Erst im Frühjahr war ich hier in Mölln, habe die Ausstellung des Vereins „Miteinander leben“ besucht und mit ihm darüber gesprochen. Wir waren uns sehr einig: Das Leid der Opfer und ihrer Hinterbliebenen findet bis heute viel zu wenig öffentliche Beachtung. Deshalb werden wir dafür sorgen, dass das Verbrechen von Mölln Teil unserer gemeinsamen Erinnerungskultur wird. Wir werden die Erinnerung an dieses dunkle Kapitel deutscher Gegenwart wachhalten. Dazu gehören Orte des Gedenkens, dazu gehören aber auch wissenschaftliche Einrichtungen zur Dokumentation und Aufarbeitung des rassistisch motivierten Rechtsterrorismus in unserem Land.
Denn Mölln, Hoyerswerda, Rostock, Solingen, der Terror des NSU, der Anschlag am Münchner Olympia-Einkaufszentrum, die Anschläge von Halle und Hanau – es sind keine Einzelfälle.

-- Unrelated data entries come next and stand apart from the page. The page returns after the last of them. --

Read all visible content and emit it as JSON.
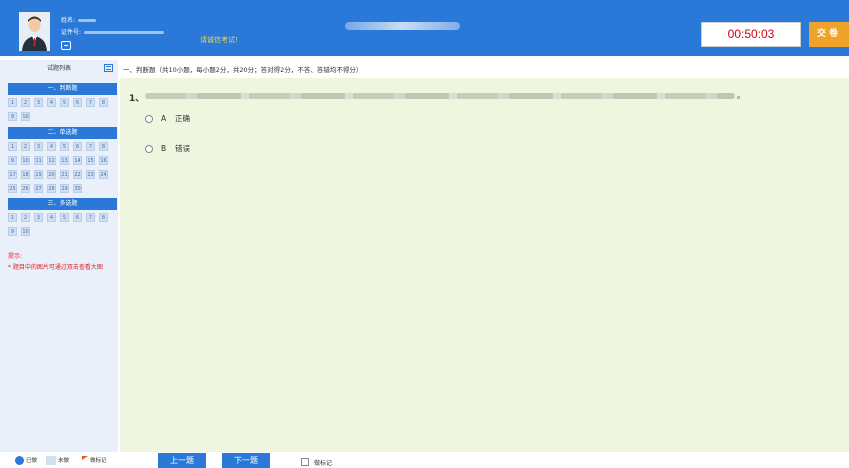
{
  "header": {
    "name_label": "姓名:",
    "id_label": "证件号:",
    "notice": "请诚信考试!",
    "timer": "00:50:03",
    "submit_label": "交卷"
  },
  "sidebar": {
    "title": "试题列表",
    "sections": [
      {
        "label": "一、判断题",
        "count": 10
      },
      {
        "label": "二、单选题",
        "count": 30
      },
      {
        "label": "三、多选题",
        "count": 10
      }
    ],
    "hint_title": "提示:",
    "hint_text": "* 题目中的图片可通过双击查看大图"
  },
  "question": {
    "section_header": "一、判断题（共10小题，每小题2分，共20分；答对得2分，不答、答错均不得分）",
    "number": "1、",
    "stem_end": "。",
    "options": [
      {
        "letter": "A",
        "text": "正确"
      },
      {
        "letter": "B",
        "text": "错误"
      }
    ]
  },
  "footer": {
    "legend_answered": "已做",
    "legend_unanswered": "未做",
    "legend_flagged": "做标记",
    "prev_label": "上一题",
    "next_label": "下一题",
    "mark_label": "做标记"
  },
  "colors": {
    "primary": "#2a78d8",
    "submit": "#f0a32b",
    "timer_text": "#d0021b",
    "main_bg": "#eef6df",
    "sidebar_bg": "#eaf0fa",
    "hint": "#e0202a"
  }
}
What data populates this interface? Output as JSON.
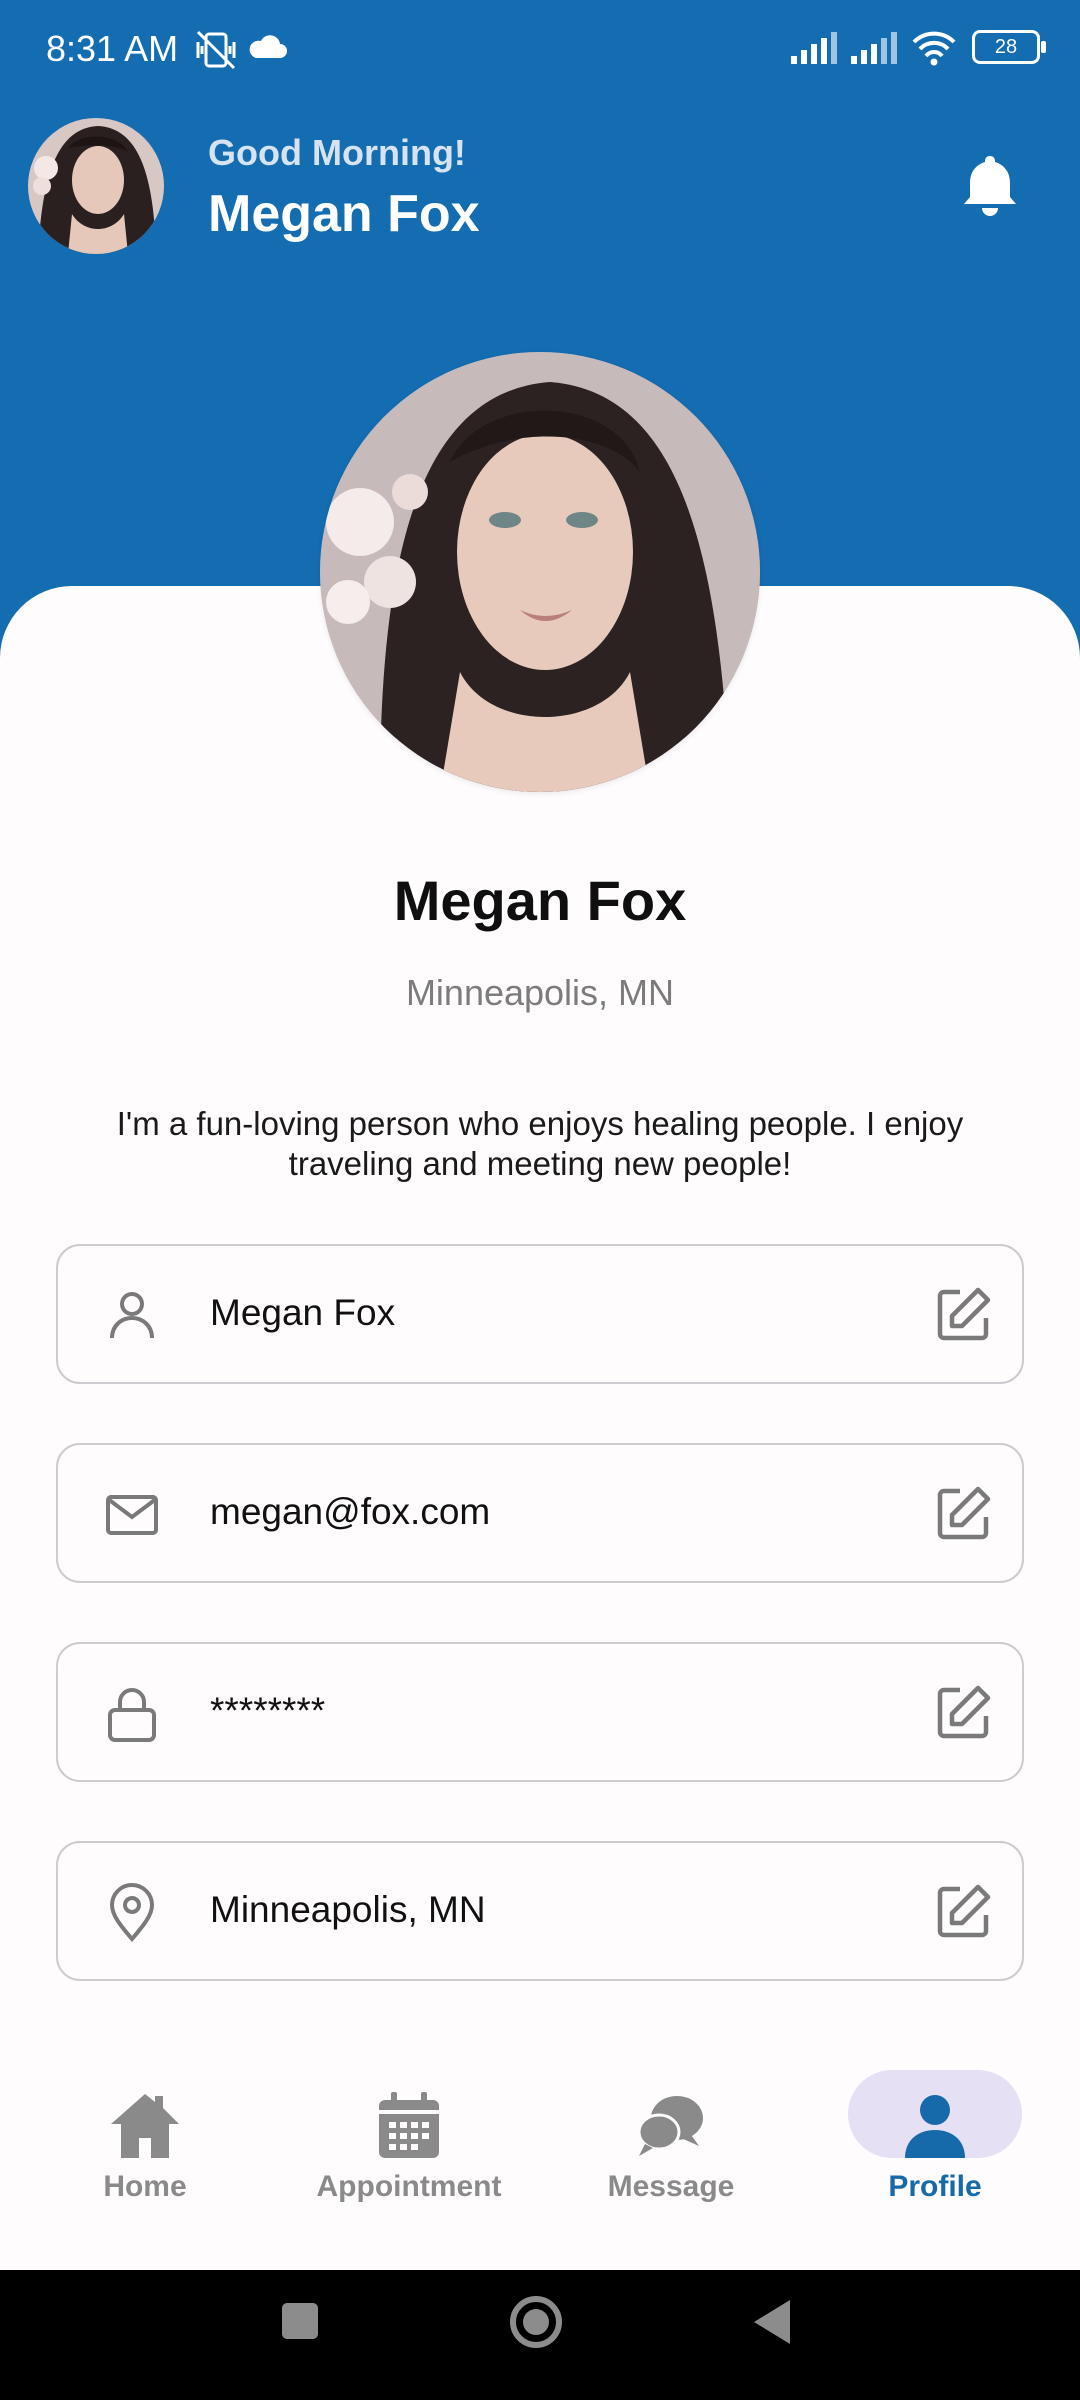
{
  "status_bar": {
    "time": "8:31 AM",
    "battery": "28",
    "icons": [
      "vibrate-off-icon",
      "cloud-icon",
      "signal-icon",
      "signal-icon",
      "wifi-icon",
      "battery-icon"
    ]
  },
  "header": {
    "greeting": "Good Morning!",
    "user_name": "Megan Fox",
    "notification_icon": "bell-icon"
  },
  "profile": {
    "name": "Megan Fox",
    "location": "Minneapolis, MN",
    "bio": "I'm a fun-loving person who enjoys healing people. I enjoy traveling and meeting new people!"
  },
  "fields": [
    {
      "icon": "person-icon",
      "value": "Megan Fox"
    },
    {
      "icon": "mail-icon",
      "value": "megan@fox.com"
    },
    {
      "icon": "lock-icon",
      "value": "********"
    },
    {
      "icon": "location-pin-icon",
      "value": "Minneapolis, MN"
    }
  ],
  "bottom_nav": {
    "items": [
      {
        "label": "Home",
        "icon": "home-icon",
        "active": false
      },
      {
        "label": "Appointment",
        "icon": "calendar-icon",
        "active": false
      },
      {
        "label": "Message",
        "icon": "chat-icon",
        "active": false
      },
      {
        "label": "Profile",
        "icon": "person-icon",
        "active": true
      }
    ]
  },
  "colors": {
    "primary": "#146cb1",
    "active_pill": "#e6e0f5",
    "active_label": "#176aa9",
    "inactive": "#8a8a8a"
  }
}
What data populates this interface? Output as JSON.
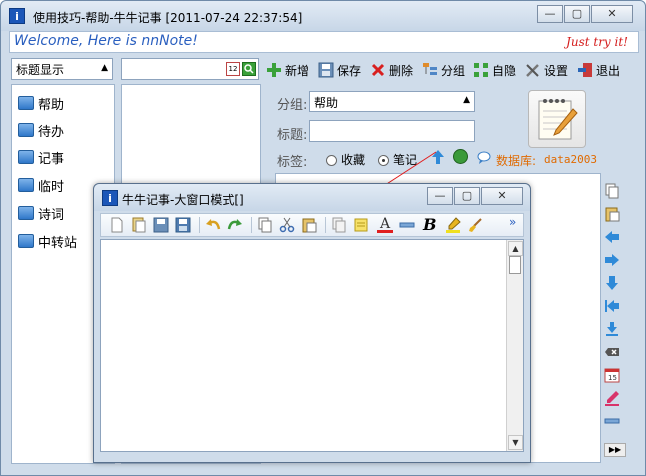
{
  "main": {
    "title": "使用技巧-帮助-牛牛记事 [2011-07-24 22:37:54]",
    "welcome": "Welcome, Here is nnNote!",
    "tryit": "Just try it!",
    "display_mode": "标题显示",
    "toolbar": {
      "add": "新增",
      "save": "保存",
      "delete": "删除",
      "group": "分组",
      "autohide": "自隐",
      "settings": "设置",
      "exit": "退出"
    },
    "sidebar": [
      {
        "label": "帮助"
      },
      {
        "label": "待办"
      },
      {
        "label": "记事"
      },
      {
        "label": "临时"
      },
      {
        "label": "诗词"
      },
      {
        "label": "中转站"
      }
    ],
    "form": {
      "group_label": "分组:",
      "group_value": "帮助",
      "title_label": "标题:",
      "title_value": "",
      "tag_label": "标签:",
      "tag_option1": "收藏",
      "tag_option2": "笔记",
      "db_label": "数据库:",
      "db_value": "data2003"
    }
  },
  "child": {
    "title": "牛牛记事-大窗口模式[]",
    "more": "»"
  },
  "colors": {
    "accent": "#2a5fbf",
    "tryit": "#d41c1c",
    "db_label": "#e06a00"
  }
}
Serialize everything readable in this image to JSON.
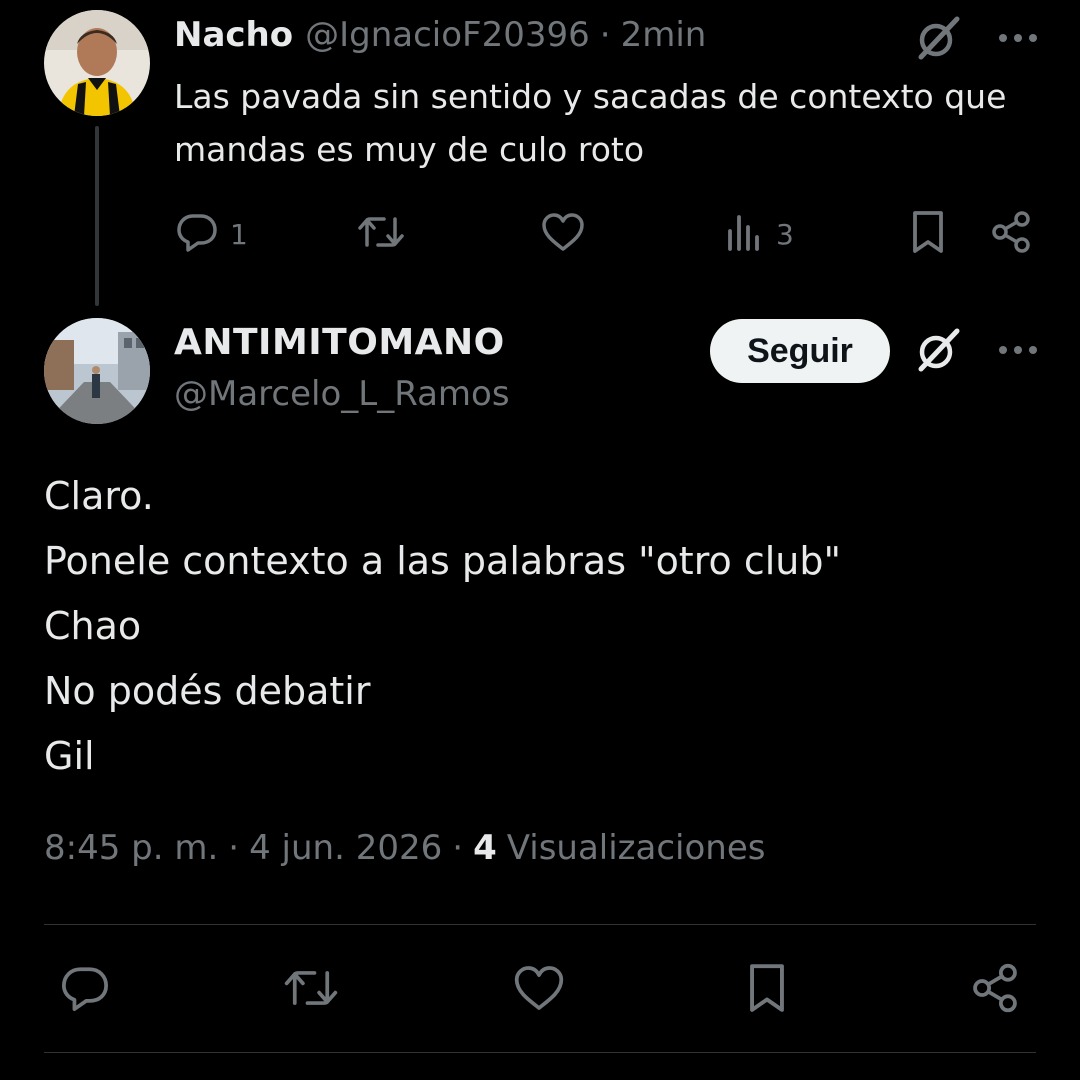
{
  "reply": {
    "name": "Nacho",
    "handle": "@IgnacioF20396",
    "separator": "·",
    "time": "2min",
    "text": "Las pavada sin sentido y sacadas de contexto que mandas es muy de culo roto",
    "actions": {
      "reply_count": "1",
      "retweet_count": "",
      "like_count": "",
      "views_count": "3"
    },
    "icons": [
      "grok-icon",
      "more-icon",
      "reply-icon",
      "retweet-icon",
      "like-icon",
      "views-icon",
      "bookmark-icon",
      "share-icon"
    ]
  },
  "main": {
    "name": "ANTIMITOMANO",
    "handle": "@Marcelo_L_Ramos",
    "follow_label": "Seguir",
    "lines": [
      "Claro.",
      "Ponele contexto a las palabras \"otro club\"",
      "Chao",
      "No podés debatir",
      "Gil"
    ],
    "time": "8:45 p. m.",
    "separator": "·",
    "date": "4 jun. 2026",
    "views_count": "4",
    "views_label": "Visualizaciones",
    "icons": [
      "reply-icon",
      "retweet-icon",
      "like-icon",
      "bookmark-icon",
      "share-icon"
    ]
  },
  "colors": {
    "background": "#000000",
    "text": "#e7e9ea",
    "muted": "#71767b",
    "divider": "#2f3336",
    "follow_bg": "#eff3f4"
  }
}
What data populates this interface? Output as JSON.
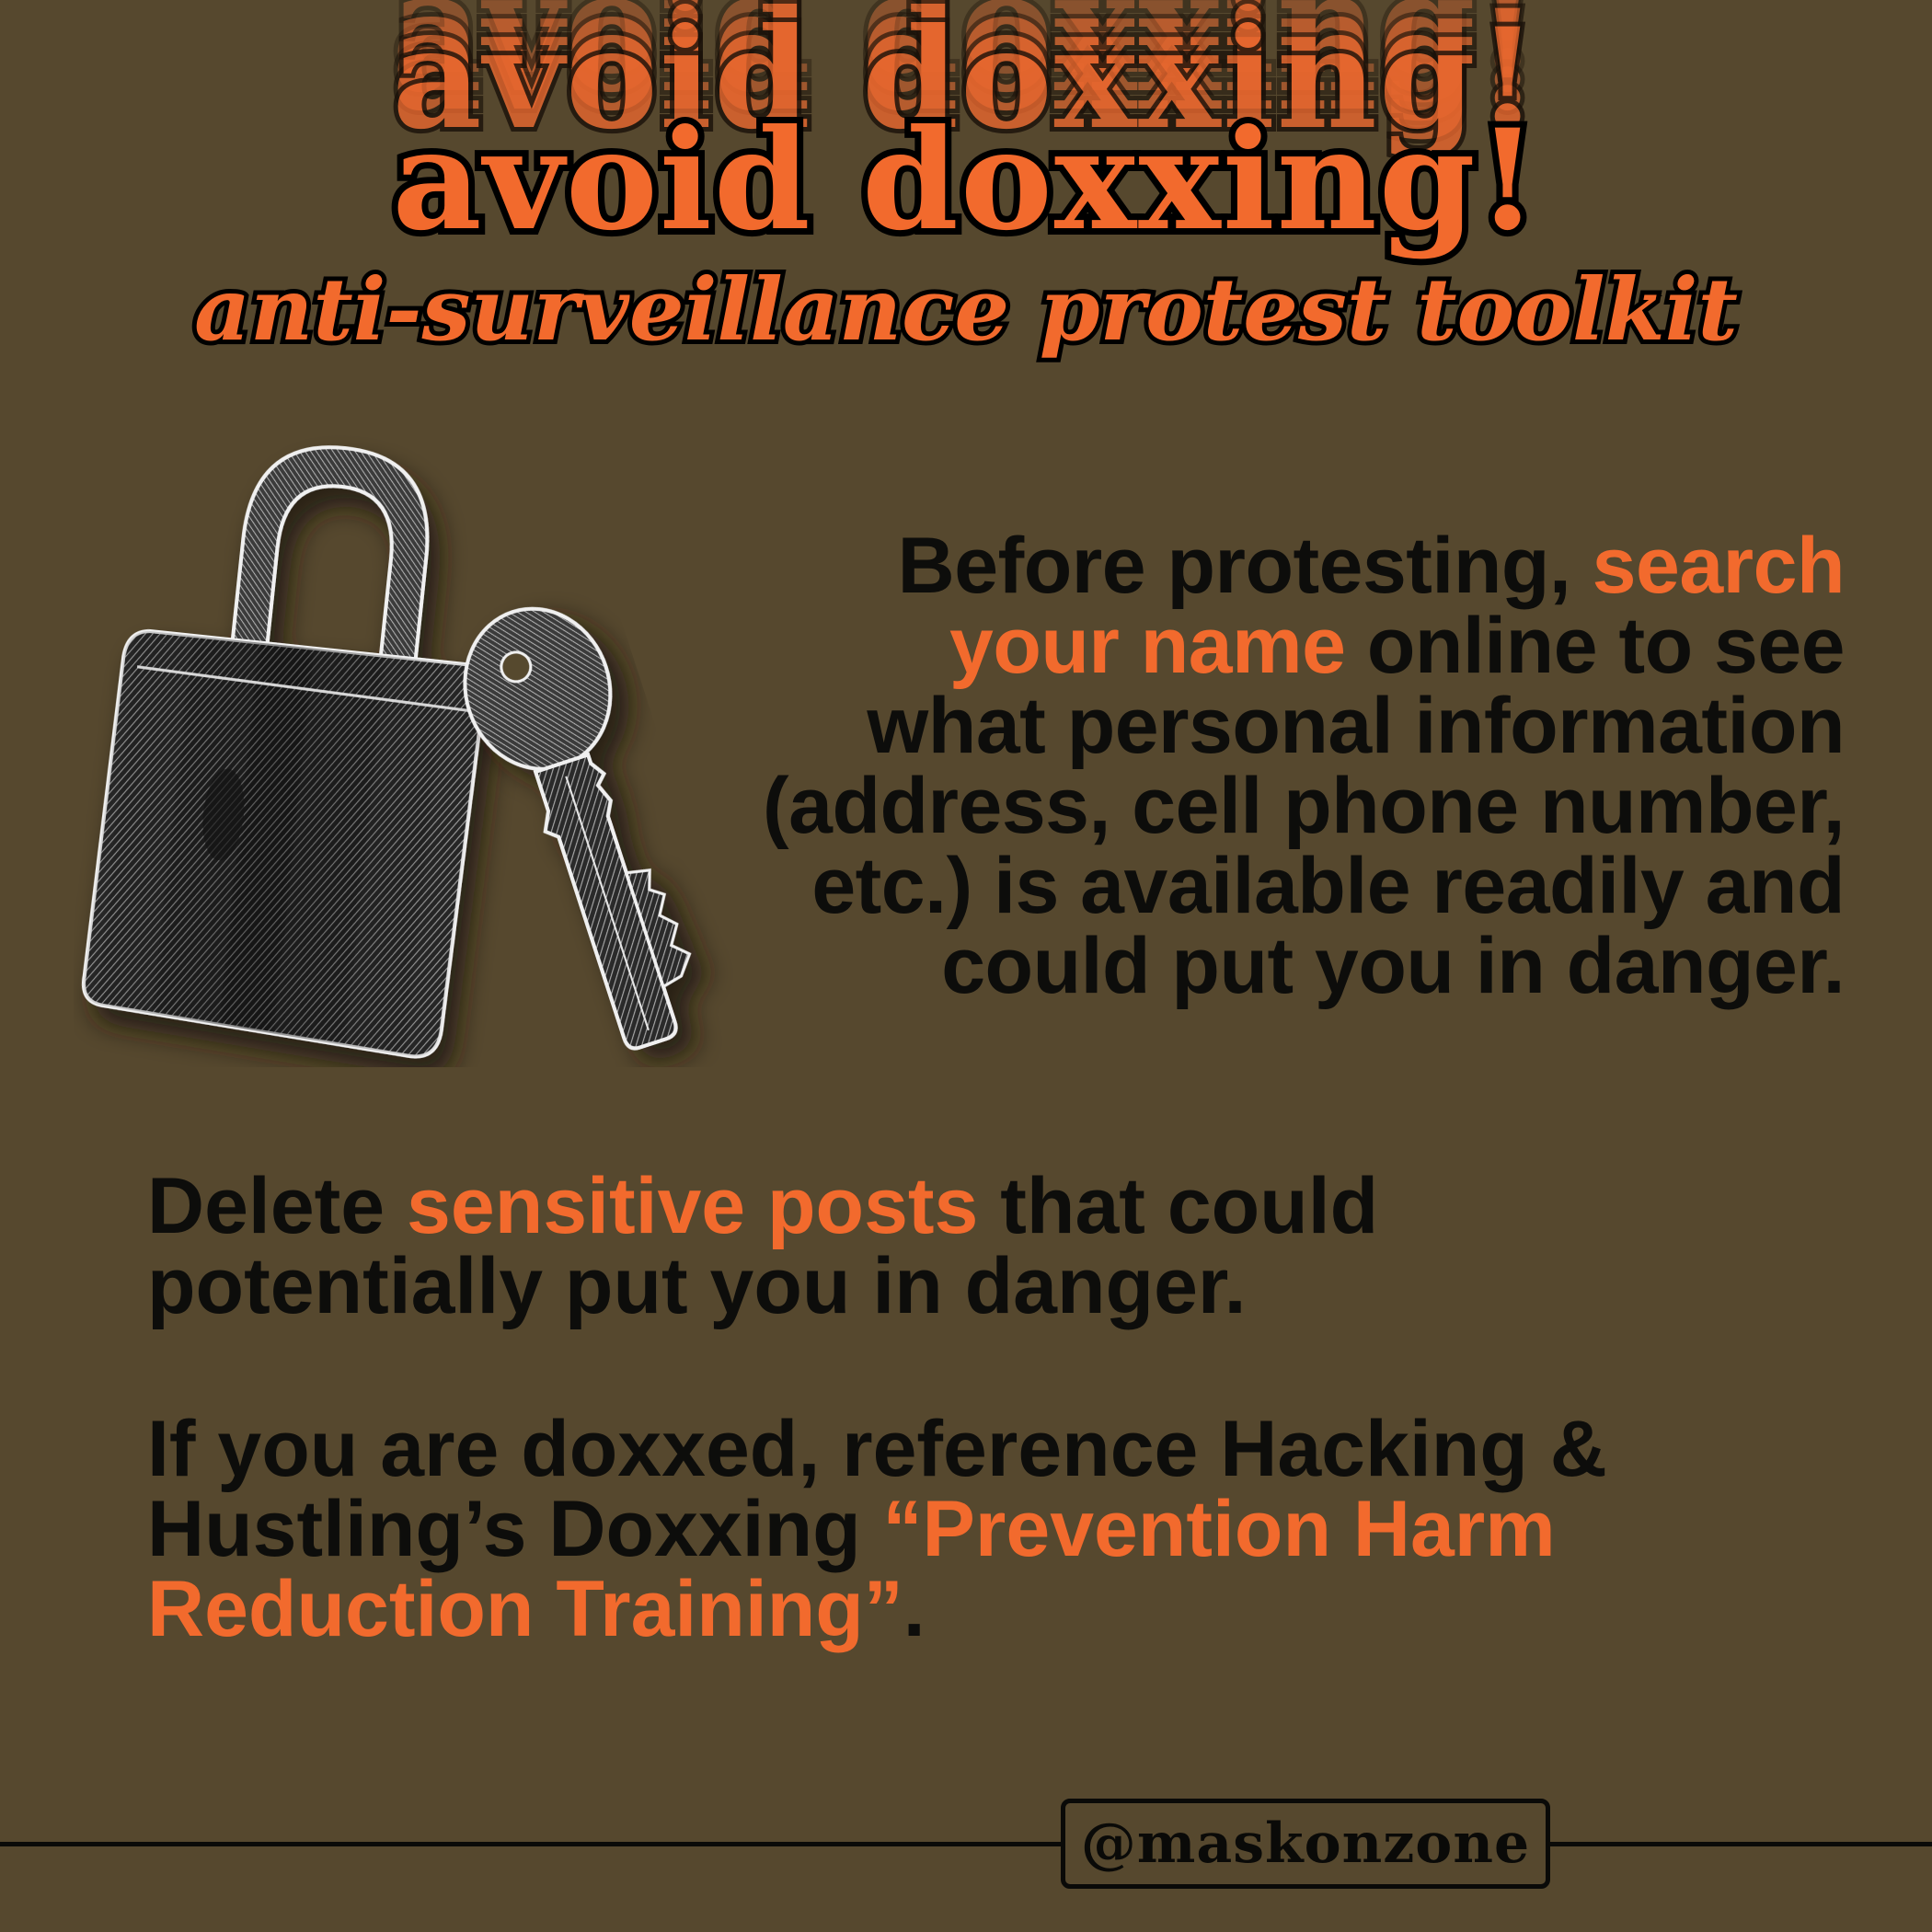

Das ist eine lange Spur rassistischen, rechtsextremistischen Terrors in Deutschland. Und immer wieder, nach jedem dieser Einzelfälle, sagen wir: So etwas darf nie wieder geschehen. Aber: Es geschieht wieder. Das heißt für uns: Wir müssen mehr dagegen tun.
Wir müssen mehr tun gegen Rechtsextremismus, gegen rassistische Ressentiments und gegen Menschenfeindlichkeit. Und: Wir müssen aber auch mehr tun gegen das Verdrängen und Vergessen. Es darf nicht sein, dass sich Opfer und Angehörige das Erinnern und das Nicht-Vergessen erst erkämpfen müssen, wie es Ibrahim Arslan getan hat. Wir sind als demokratische Gesellschaft in der Pflicht: Gegen das Verdrängen und gegen das Vergessen einzutreten.
Wir brauchen dabei einen Perspektivenwechsel, hin zu den Opfern und Betroffenen. Ihre Erlebnisse und Erfahrungen, ihre Verletzungen gilt es wahrzunehmen und stärker als bisher ins öffentliche Bewusstsein zu rücken. Denn ihre Geschichten sind es, die uns alle direkt in die Verantwortung nehmen. Die Verbrechen konnten in unserer demokratischen Gesellschaft, gleichsam unter unseren Augen, geschehen. Wenn wir diese Erinnerungsarbeit gemeinsam und als Gesellschaft mit den Opfern und Angehörigen leisten, dann dient das weit mehr als nur der Trauer und Trauerbewältigung. Es ist eine Mahnung, eine Mahnung zur Solidarität, gegen Menschenfeindlichkeit und für Veränderungen hin zu einer Gesellschaft, in der alle Menschen frei und ohne Angst leben können.